What clutters a report?
Sometimes you can have too many graphs, charts, and tables. It’s really about producing a report that has a good visual representation of what’s happening. Make sure you have enough dashboards to communicate the message that you’re trying to communicate—and to the correct audience. But don’t do so many dashboards that you obscure the underlying data.
What other mistakes do financial managers often make when giving out or presenting reports?
They use finance and accounting jargon unfamiliar to those who receive the report. Financial managers may just breeze through a report without explaining anything. Dashboards, metrics, and reports are about helping churches make better financial decisions. Financial managers need to teach people how to use a report. When we hire new staff members or when current employees get a promotion, we’ll sit down with them and walk them through their financial reports. My church also holds an annual financial luncheon for our staff. It’s not mandatory, but it is an opportunity for them to learn about our financial processes.
What hidden agendas are sometimes tucked inside financial reports?
Some church leaders may use reports to try to generate more revenue or reduce expenses. They use the report to get something or to prove a point.
But I would think reports sometimes need to say, “Wake up! We have a problem here.”
If you have a track record of reporting consistently, transparently, and in a disciplined way, you will be listened to when a problem arises.
How often do you send out reports?
A weekly dashboard with information from the weekend service goes to our management team. Our board is copied on that. Monthly, budget reports—without charts and graphs—go to all of the budget owners as well as our senior leadership team, and a consolidated overall report goes to the board that includes a cover letter with bullet points that explain what’s happening and why. We present the annual report I mentioned to the congregation.
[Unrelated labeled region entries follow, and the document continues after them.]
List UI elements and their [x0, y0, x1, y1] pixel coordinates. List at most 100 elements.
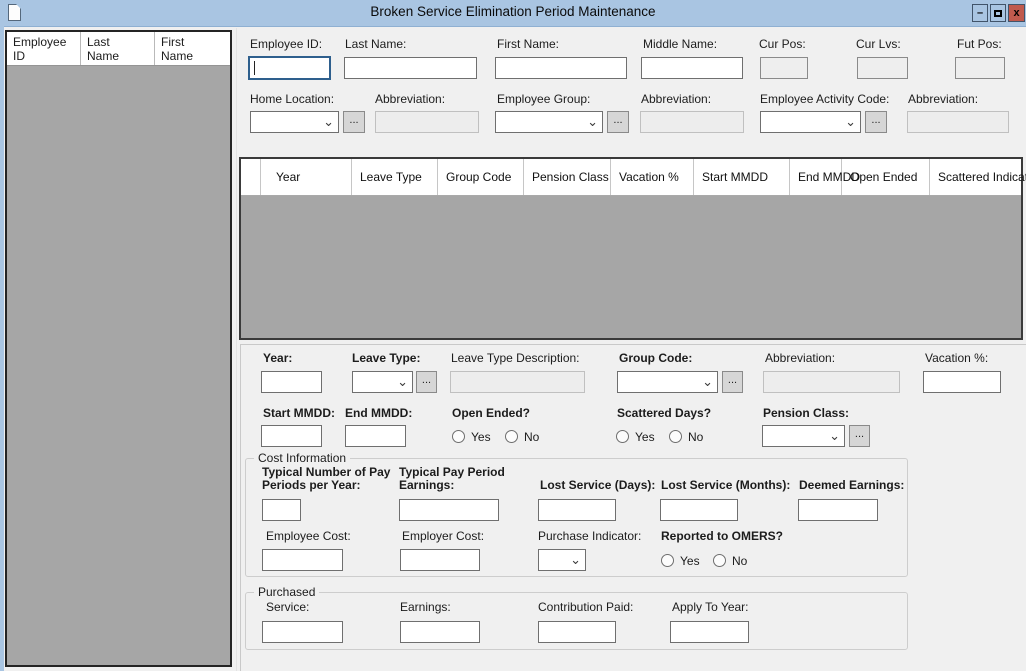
group-code-select[interactable]: ⌄: [617, 371, 718, 393]
column-header-start-mmdd: Start MMDD: [694, 159, 790, 195]
employee-activity-code-select[interactable]: ⌄: [760, 111, 861, 133]
window-left-edge: [0, 26, 4, 671]
chevron-down-icon: ⌄: [570, 551, 581, 569]
column-header-employee-id: Employee ID: [7, 32, 81, 65]
first-name-input[interactable]: [495, 57, 627, 79]
employer-cost-label: Employer Cost:: [402, 529, 484, 543]
purchase-indicator-select[interactable]: ⌄: [538, 549, 586, 571]
start-mmdd-input[interactable]: [261, 425, 322, 447]
home-location-abbr-label: Abbreviation:: [375, 92, 445, 106]
chevron-down-icon: ⌄: [702, 373, 713, 391]
minimize-button[interactable]: –: [972, 4, 988, 22]
home-location-lookup-button[interactable]: ...: [343, 111, 365, 133]
typical-pay-period-earnings-input[interactable]: [399, 499, 499, 521]
fut-pos-input: [955, 57, 1005, 79]
contribution-paid-input[interactable]: [538, 621, 616, 643]
group-code-lookup-button[interactable]: ...: [722, 371, 743, 393]
chevron-down-icon: ⌄: [845, 113, 856, 131]
start-mmdd-label: Start MMDD:: [263, 406, 335, 420]
lost-service-months-input[interactable]: [660, 499, 738, 521]
leave-type-lookup-button[interactable]: ...: [416, 371, 437, 393]
employee-activity-abbr-label: Abbreviation:: [908, 92, 978, 106]
pension-class-select[interactable]: ⌄: [762, 425, 845, 447]
minimize-icon: –: [977, 7, 983, 19]
year-label: Year:: [263, 351, 292, 365]
text-caret: [254, 61, 255, 75]
maximize-button[interactable]: [990, 4, 1006, 22]
employee-group-lookup-button[interactable]: ...: [607, 111, 629, 133]
chevron-down-icon: ⌄: [397, 373, 408, 391]
year-input[interactable]: [261, 371, 322, 393]
window-title: Broken Service Elimination Period Mainte…: [0, 4, 1026, 19]
leave-periods-grid: Year Leave Type Group Code Pension Class…: [239, 157, 1023, 340]
cur-lvs-input: [857, 57, 908, 79]
lost-service-days-label: Lost Service (Days):: [540, 478, 655, 492]
open-ended-no-radio[interactable]: [505, 430, 518, 443]
employee-id-label: Employee ID:: [250, 37, 322, 51]
column-header-year: Year: [261, 159, 352, 195]
home-location-abbr-input: [375, 111, 479, 133]
lost-service-months-label: Lost Service (Months):: [661, 478, 790, 492]
group-code-abbr-label: Abbreviation:: [765, 351, 835, 365]
vacation-pct-input[interactable]: [923, 371, 1001, 393]
fut-pos-label: Fut Pos:: [957, 37, 1002, 51]
column-header-first-name: First Name: [155, 32, 230, 65]
employee-group-select[interactable]: ⌄: [495, 111, 603, 133]
leave-type-description-label: Leave Type Description:: [451, 351, 580, 365]
apply-to-year-input[interactable]: [670, 621, 749, 643]
employee-activity-code-label: Employee Activity Code:: [760, 92, 889, 106]
employee-cost-input[interactable]: [262, 549, 343, 571]
end-mmdd-label: End MMDD:: [345, 406, 412, 420]
lost-service-days-input[interactable]: [538, 499, 616, 521]
home-location-select[interactable]: ⌄: [250, 111, 339, 133]
purchased-service-input[interactable]: [262, 621, 343, 643]
last-name-input[interactable]: [344, 57, 477, 79]
deemed-earnings-input[interactable]: [798, 499, 878, 521]
scattered-days-no-radio[interactable]: [669, 430, 682, 443]
group-code-abbr-input: [763, 371, 900, 393]
leave-type-select[interactable]: ⌄: [352, 371, 413, 393]
purchased-legend: Purchased: [254, 585, 319, 599]
column-header-selector: [241, 159, 261, 195]
detail-panel-border-left: [240, 344, 241, 671]
column-header-open-ended: Open Ended: [842, 159, 930, 195]
employee-list-body[interactable]: [7, 66, 230, 666]
reported-to-omers-label: Reported to OMERS?: [661, 529, 783, 543]
last-name-label: Last Name:: [345, 37, 406, 51]
apply-to-year-label: Apply To Year:: [672, 600, 749, 614]
titlebar[interactable]: Broken Service Elimination Period Mainte…: [0, 0, 1026, 27]
middle-name-input[interactable]: [641, 57, 743, 79]
reported-to-omers-no-label: No: [732, 554, 747, 568]
employee-group-abbr-label: Abbreviation:: [641, 92, 711, 106]
scattered-days-yes-label: Yes: [635, 430, 655, 444]
employee-cost-label: Employee Cost:: [266, 529, 351, 543]
purchased-earnings-input[interactable]: [400, 621, 480, 643]
scattered-days-yes-radio[interactable]: [616, 430, 629, 443]
open-ended-yes-radio[interactable]: [452, 430, 465, 443]
middle-name-label: Middle Name:: [643, 37, 717, 51]
chevron-down-icon: ⌄: [587, 113, 598, 131]
employee-group-label: Employee Group:: [497, 92, 590, 106]
purchase-indicator-label: Purchase Indicator:: [538, 529, 641, 543]
close-button[interactable]: x: [1008, 4, 1025, 22]
employer-cost-input[interactable]: [400, 549, 480, 571]
deemed-earnings-label: Deemed Earnings:: [799, 478, 904, 492]
open-ended-label: Open Ended?: [452, 406, 530, 420]
grid-header: Year Leave Type Group Code Pension Class…: [241, 159, 1021, 196]
employee-list: Employee ID Last Name First Name: [5, 30, 232, 667]
scattered-days-no-label: No: [688, 430, 703, 444]
vacation-pct-label: Vacation %:: [925, 351, 988, 365]
window-controls: – x: [972, 4, 1025, 22]
typical-pay-periods-input[interactable]: [262, 499, 301, 521]
chevron-down-icon: ⌄: [323, 113, 334, 131]
end-mmdd-input[interactable]: [345, 425, 406, 447]
grid-body[interactable]: [241, 196, 1021, 339]
reported-to-omers-no-radio[interactable]: [713, 554, 726, 567]
employee-activity-code-lookup-button[interactable]: ...: [865, 111, 887, 133]
maximize-icon: [994, 10, 1002, 17]
reported-to-omers-yes-radio[interactable]: [661, 554, 674, 567]
employee-group-abbr-input: [640, 111, 744, 133]
column-header-pension-class: Pension Class: [524, 159, 611, 195]
employee-id-input[interactable]: [248, 56, 331, 80]
pension-class-lookup-button[interactable]: ...: [849, 425, 870, 447]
When you send the monthly budget report to, say, the youth pastor, do you only send information related to the youth ministry?
Yes. Our youth pastor is not responsible for revenue. So he would get an expense report. If ministry leaders have multiple departments under them, those different departments would be broken out on the monthly budget report.
Are there tools that can help financial managers generate good reports?
There are some free online tools, such as CapinCrouse’s Church Financial Health Index and the one at You can produce reports with Microsoft Excel. For a small amount of money, your church can subscribe as a nonprofit to Microsoft’s Office 365. There are also tools that will cost you quite a bit, like Domo and Tableau. Most churches don’t need to spend a lot. My recommendation is to use a reporting tool that’s free. When that tool no longer meets your needs, explore other options.
(Editor’s Note: The Church Financial Health Index is free to CapinCrouse clients only. Nonclients may purchase an annual subscription to the Index.)

How has effective financial reporting helped your church?
Financial reporting is one of a whole series of leadership tools that have helped us grow. It’s not the sole reason for the growth we’ve experienced, probably not even the primary reason, but it’s certainly been part of the equation that’s helped inform the decisions we’ve made. Financial reporting has been very important in helping us fulfill the mission and the vision that we believe God has given us.